For at least the past five years, APD has not been able to hire the total numbers of officers it's budgeted for. The department typically employs about 100 fewer officers than it can afford.
How would Austin pay for it?
Prop A does not make funding available to pay for hiring new officers; it would be on the city to find the money.
That would likely require the City of Austin to either raise taxes — which, depending on how high it wanted to raise them, could require an election — or cut money from other departments.
While yard signs dispersed by opponents of Prop A, "No Way on Prop A," suggest the city would have to cut funding for public parks and libraries, the city won’t decide where the money comes from unless the proposition is passed.
Many in the government, including elected officials, have said they are concerned about what kind of financial impact this may have.

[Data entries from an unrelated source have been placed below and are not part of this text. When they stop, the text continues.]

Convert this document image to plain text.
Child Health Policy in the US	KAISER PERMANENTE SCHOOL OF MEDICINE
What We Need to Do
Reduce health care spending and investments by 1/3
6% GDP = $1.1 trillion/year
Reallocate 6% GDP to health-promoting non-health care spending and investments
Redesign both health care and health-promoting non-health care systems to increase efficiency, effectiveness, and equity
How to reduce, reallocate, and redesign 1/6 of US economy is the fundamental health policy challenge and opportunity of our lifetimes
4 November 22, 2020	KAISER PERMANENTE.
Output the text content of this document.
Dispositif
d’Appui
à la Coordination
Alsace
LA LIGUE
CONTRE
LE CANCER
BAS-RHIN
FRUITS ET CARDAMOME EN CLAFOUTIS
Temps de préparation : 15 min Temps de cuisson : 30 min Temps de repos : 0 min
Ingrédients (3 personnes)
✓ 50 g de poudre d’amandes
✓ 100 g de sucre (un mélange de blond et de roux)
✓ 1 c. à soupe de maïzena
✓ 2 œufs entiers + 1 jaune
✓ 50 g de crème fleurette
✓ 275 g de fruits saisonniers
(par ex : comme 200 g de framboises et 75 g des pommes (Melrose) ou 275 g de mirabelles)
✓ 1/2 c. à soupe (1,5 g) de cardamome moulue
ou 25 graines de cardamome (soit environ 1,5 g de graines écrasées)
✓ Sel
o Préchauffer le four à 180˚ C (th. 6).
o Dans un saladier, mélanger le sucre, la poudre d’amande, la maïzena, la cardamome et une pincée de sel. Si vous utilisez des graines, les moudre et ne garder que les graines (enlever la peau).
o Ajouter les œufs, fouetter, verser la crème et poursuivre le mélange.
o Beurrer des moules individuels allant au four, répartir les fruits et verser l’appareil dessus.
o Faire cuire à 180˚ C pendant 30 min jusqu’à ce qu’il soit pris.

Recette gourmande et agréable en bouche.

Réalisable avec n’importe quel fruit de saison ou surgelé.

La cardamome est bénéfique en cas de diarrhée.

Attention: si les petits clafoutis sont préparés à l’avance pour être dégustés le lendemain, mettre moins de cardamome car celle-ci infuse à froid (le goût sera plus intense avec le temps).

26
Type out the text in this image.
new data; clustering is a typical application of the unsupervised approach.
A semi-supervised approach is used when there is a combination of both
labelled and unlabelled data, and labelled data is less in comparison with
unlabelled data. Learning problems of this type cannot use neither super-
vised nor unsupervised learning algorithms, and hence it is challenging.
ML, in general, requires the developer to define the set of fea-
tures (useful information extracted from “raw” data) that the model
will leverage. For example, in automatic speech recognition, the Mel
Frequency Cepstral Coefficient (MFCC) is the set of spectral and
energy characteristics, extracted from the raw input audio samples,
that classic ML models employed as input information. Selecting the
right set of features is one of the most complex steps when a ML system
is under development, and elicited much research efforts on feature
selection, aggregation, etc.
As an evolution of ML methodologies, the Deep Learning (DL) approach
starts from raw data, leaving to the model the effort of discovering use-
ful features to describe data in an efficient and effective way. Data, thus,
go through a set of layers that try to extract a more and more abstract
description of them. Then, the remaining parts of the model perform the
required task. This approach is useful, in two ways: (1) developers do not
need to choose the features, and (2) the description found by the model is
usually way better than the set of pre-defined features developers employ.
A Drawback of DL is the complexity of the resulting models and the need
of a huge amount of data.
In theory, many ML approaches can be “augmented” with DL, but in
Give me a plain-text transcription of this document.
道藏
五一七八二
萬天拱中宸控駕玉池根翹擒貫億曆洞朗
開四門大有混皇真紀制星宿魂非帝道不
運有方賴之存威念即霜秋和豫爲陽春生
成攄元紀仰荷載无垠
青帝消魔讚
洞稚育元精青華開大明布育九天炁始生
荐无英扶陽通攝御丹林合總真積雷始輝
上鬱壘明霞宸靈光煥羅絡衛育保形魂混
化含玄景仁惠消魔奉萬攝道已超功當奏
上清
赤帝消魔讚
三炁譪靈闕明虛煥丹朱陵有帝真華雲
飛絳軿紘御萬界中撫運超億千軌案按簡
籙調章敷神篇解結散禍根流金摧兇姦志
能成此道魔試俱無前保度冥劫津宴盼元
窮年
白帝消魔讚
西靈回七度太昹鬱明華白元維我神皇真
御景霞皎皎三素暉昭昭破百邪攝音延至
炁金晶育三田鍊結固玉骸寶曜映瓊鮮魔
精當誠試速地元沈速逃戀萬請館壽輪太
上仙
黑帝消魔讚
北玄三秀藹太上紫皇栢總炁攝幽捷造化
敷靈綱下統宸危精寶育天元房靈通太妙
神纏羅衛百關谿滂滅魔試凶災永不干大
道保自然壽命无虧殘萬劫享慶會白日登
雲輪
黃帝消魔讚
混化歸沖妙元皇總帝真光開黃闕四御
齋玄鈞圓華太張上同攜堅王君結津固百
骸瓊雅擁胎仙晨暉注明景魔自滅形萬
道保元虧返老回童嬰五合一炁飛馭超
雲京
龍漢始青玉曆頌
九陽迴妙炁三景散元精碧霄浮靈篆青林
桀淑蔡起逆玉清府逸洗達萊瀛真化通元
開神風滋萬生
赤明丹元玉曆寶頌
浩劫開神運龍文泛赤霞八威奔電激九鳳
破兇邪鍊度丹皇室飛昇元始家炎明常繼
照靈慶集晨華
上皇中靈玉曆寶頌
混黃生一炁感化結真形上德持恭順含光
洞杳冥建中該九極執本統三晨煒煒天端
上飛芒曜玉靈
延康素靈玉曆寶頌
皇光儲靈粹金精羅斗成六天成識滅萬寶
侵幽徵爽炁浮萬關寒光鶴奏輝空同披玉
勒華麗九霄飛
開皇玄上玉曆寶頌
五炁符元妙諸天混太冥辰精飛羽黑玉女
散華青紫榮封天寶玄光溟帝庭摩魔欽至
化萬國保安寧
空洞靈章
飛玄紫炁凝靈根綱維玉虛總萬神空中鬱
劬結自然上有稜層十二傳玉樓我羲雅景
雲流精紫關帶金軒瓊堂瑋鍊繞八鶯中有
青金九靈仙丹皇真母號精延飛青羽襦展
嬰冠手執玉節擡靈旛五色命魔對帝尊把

“Anyone who is thinking about voting for this measure should really take a look at the city budget [and] understand well the impact of being tied to this unsustainable cost and make sure that they understand if this measure passes, we would have to cut city services across most city departments,” Council Member Kathie Tovo, who represents Central Austin, said at a meeting in August.
Representatives for Save Austin Now have argued that the city used to pay for more police, so it can do the same now.
“It’s so rich that when we’re asking for the same number of police officers we had two years ago that now they’re complaining there isn’t enough money,” Mackowiak said at a press conference earlier this month.
In August, Austin City Council members funded the city’s police department at the highest levels ever, setting its budget to nearly $443 million for the current fiscal year.